\name{RMqam}
\alias{RMqam}
\alias{RMqam}
\title{Quasi-arithmetic mean}
\description{
 \command{\link{RMqam}} is a univariate stationary covariance model depending
 on a submodel \eqn{\phi}{phi} such that
 \eqn{\psi(\cdot) := \phi(\sqrt(\cdot))}{psi( . ) := phi(sqrt( . ))}
 is completely monotone, and depending on further stationary
 covariance models \eqn{C_i}. The covariance is given by
 
 \deqn{C(h) = \phi(\sqrt(\sum_i \theta_i (\phi^{-1}(C_i(h)))^2))}{C(h)
 = phi(sqrt(sum_i theta_i (phi^{-1}(C_i(h)))^2))}
}

\usage{
RMqam(phi, C1, C2, C3, C4, C5, C6, C7, C8, C9, theta, var, scale, Aniso, proj)
}
\arguments{
 \item{phi}{a valid covariance \command{\link{RMmodel}} that is a normal
   scale mixture, cf. \code{\link{RFgetModelNames}(monotone="normal mixture")}
   }
 \item{C1, C2, C3, C4, C5, C6, C7, C8, C9}{optional further univariate
 stationary \command{\link{RMmodel}}.}
 \item{theta}{a vector with positive entries}
 \item{var,scale,Aniso,proj}{optional arguments; same meaning for any \command{\link{RMmodel}}. If not passed, the above covariance function remains unmodified.}
}
\details{
 Note that \eqn{\psi(\cdot) := \phi(\sqrt(\cdot))}{psi( . ) :=
 phi(sqrt( . ))} is completely monotone if and only if
 \eqn{\phi}{phi} is a valid covariance function for all dimensions,
 e.g. \command{\link{RMstable}}, \command{\link{RMgauss}}, \command{\link{RMexponential}}.
 
 Warning: \code{RandomFields} cannot check whether the combination
 of \eqn{\phi}{phi} and \eqn{C_i} is valid.
}
\value{
 \command{\link{RMqam}} returns an object of class \code{\link[=RMmodel-class]{RMmodel}}.
}
\references{
 \itemize{
 \item Porcu, E., Mateu, J. & Christakos, G. (2007) Quasi-arithmetic
 means of covariance functions with potential applications to
 space-time data.
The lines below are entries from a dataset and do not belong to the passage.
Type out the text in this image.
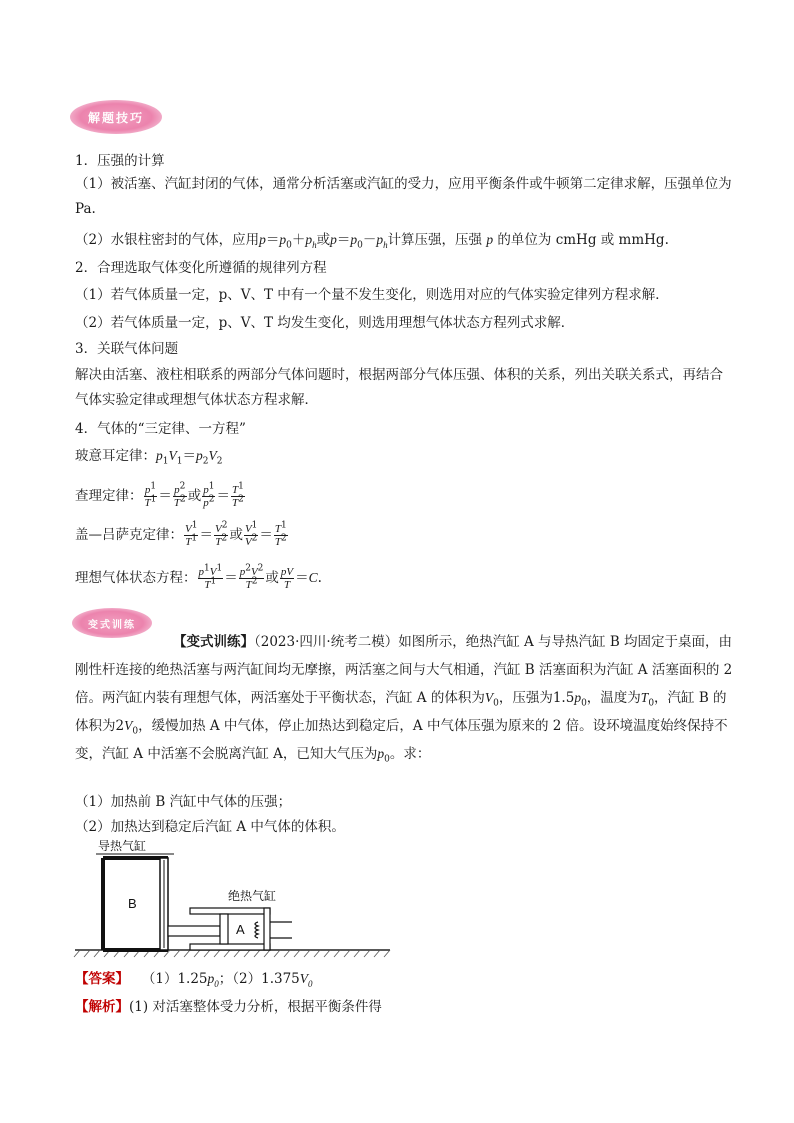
解题技巧
1．压强的计算
（1）被活塞、汽缸封闭的气体，通常分析活塞或汽缸的受力，应用平衡条件或牛顿第二定律求解，压强单位为 Pa.
（2）水银柱密封的气体，应用$p=p_0+p_h$或$p=p_0-p_h$计算压强，压强 p 的单位为 cmHg 或 mmHg.
2．合理选取气体变化所遵循的规律列方程
（1）若气体质量一定，p、V、T 中有一个量不发生变化，则选用对应的气体实验定律列方程求解．
（2）若气体质量一定，p、V、T 均发生变化，则选用理想气体状态方程列式求解．
3．关联气体问题
解决由活塞、液柱相联系的两部分气体问题时，根据两部分气体压强、体积的关系，列出关联关系式，再结合气体实验定律或理想气体状态方程求解．
4．气体的“三定律、一方程”
玻意耳定律：$p_1V_1=p_2V_2$
查理定律： $\frac{p^1}{T^1} = \frac{p^2}{T^2}$ 或 $\frac{p^1}{p^2} = \frac{T^1}{T^2}$
盖—吕萨克定律： $\frac{V^1}{T^1} = \frac{V^2}{T^2}$ 或 $\frac{V^1}{V^2} = \frac{T^1}{T^2}$
理想气体状态方程： $\frac{p^1V^1}{T^1} = \frac{p^2V^2}{T^2}$ 或 $\frac{pV}{T} =C$.
变式训练
【变式训练】（2023·四川·统考二模）如图所示，绝热汽缸 A 与导热汽缸 B 均固定于桌面，由刚性杆连接的绝热活塞与两汽缸间均无摩擦，两活塞之间与大气相通，汽缸 B 活塞面积为汽缸 A 活塞面积的 2 倍。两汽缸内装有理想气体，两活塞处于平衡状态，汽缸 A 的体积为$V_0$，压强为$1.5p_0$，温度为$T_0$，汽缸 B 的体积为$2V_0$，缓慢加热 A 中气体，停止加热达到稳定后，A 中气体压强为原来的 2 倍。设环境温度始终保持不变，汽缸 A 中活塞不会脱离汽缸 A，已知大气压为$p_0$。求：
（1）加热前 B 汽缸中气体的压强；
（2）加热达到稳定后汽缸 A 中气体的体积。
导热气缸
绝热气缸
B
A
【答案】 $(1)1.25p_0$；$(2)1.375V_0$
【解析】(1) 对活塞整体受力分析，根据平衡条件得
Submitted to Journal of Multivariate Analysis.
 }
}
\author{Martin Schlather, \email{schlather@math.uni-mannheim.de}
}
\seealso{
 \command{\link{RMmqam}},
 \command{\link{RMmodel}},
 \command{\link{RFsimulate}},
 \command{\link{RFfit}}.
}


\keyword{spatial}
\keyword{models}


\examples{
RFoptions(seed=0) ## *ANY* simulation will have the random seed 0; set
##                   RFoptions(seed=NA) to make them all random again
model <- RMqam(phi=RMgauss(), RMexp(), RMgauss(),
               theta=c(0.3, 0.7), scale=0.5)
x <- seq(0, 10, if (interactive()) 0.02 else 1) 
plot(model)
plot(RFsimulate(model, x=x))
\dontshow{FinalizeExample()}
}